Q: What's different about a boy and a girl? A: Nothing. There used to be a notable difference but nowadays you have to strain in order to tell them apart.

Why did the kid drop his ice cream? He was hit by a bus.

Mr Webb *Hit keyboard loudly* -...

so there are 3 people who have heard of this magical cliff; theyre names are harry, dick, and joe. how the cliff works is that when you jump off you turn into whatever you say as you jump. first harry jumps off and yells plane, he turns into a plane and flys off. next dick jumps off and yells bird he turns into a bird and flys off. finally joe steps up to the cliff as he was walking he trips and falls as hes falling he yells HARRY DICK he than hits the ground and dies. everyone mourned for such a well respected individual.

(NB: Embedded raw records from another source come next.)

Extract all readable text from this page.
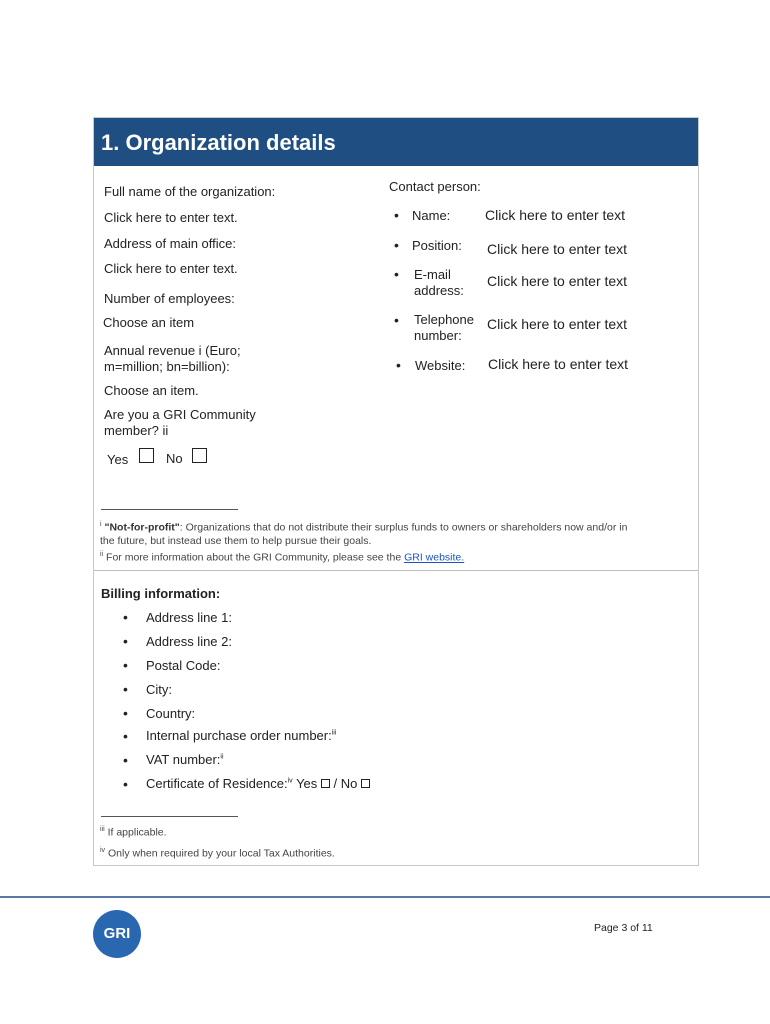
1. Organization details
Full name of the organization:
Click here to enter text.
Address of main office:
Click here to enter text.
Number of employees:
Choose an item
Annual revenue i (Euro;
m=million; bn=billion):
Choose an item.
Are you a GRI Community
member? ii
Yes	No
Contact person:
• Name: Click here to enter text
• Position: Click here to enter text
• E-mail
address:
Click here to enter text
• Telephone
number:
Click here to enter text
• Website: Click here to enter text
$^i$ "Not-for-profit": Organizations that do not distribute their surplus funds to owners or shareholders now and/or in
the future, but instead use them to help pursue their goals.
$^{ii}$ For more information about the GRI Community, please see the GRI website.
Billing information:
• Address line 1:
• Address line 2:
• Postal Code:
• City:
• Country:
• Internal purchase order number:$^{iii}$
• VAT number:$^{ii}$
• Certificate of Residence:$^{iv}$ Yes / No
$^{iii}$ If applicable.
$^{iv}$ Only when required by your local Tax Authorities.
GRI	Page 3 of 11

Q: What happened when Bob the Super-mega-ultra man, in his hurry to return an item that was objectively proven to be hazardous to physically normal people, banged his head very hard against a wall of a random building that was located on his route of travel? A: He recieved a concussion and had to coalesce in bed for a long time in order to return back to his regular style of living. Bob was merely a nominal 'Super-mega-ultra' man. He gets hurt practically as easily as anyone else.

Stephen Hawking raped your mom

Whats The Difference Between A Baby And A Watermelon ? You Can Throw One In The Air And Hit It With A Bat , And The Other Ones A Watermelon

Roses are red, Violets are blue, Some poems rhyme, Others dont

Why did the chicken cross the road? For a joke.

Why can't Hellen Keller drive? Because she's dead.

A Knock, Knock B There's no door. What are you knocking on?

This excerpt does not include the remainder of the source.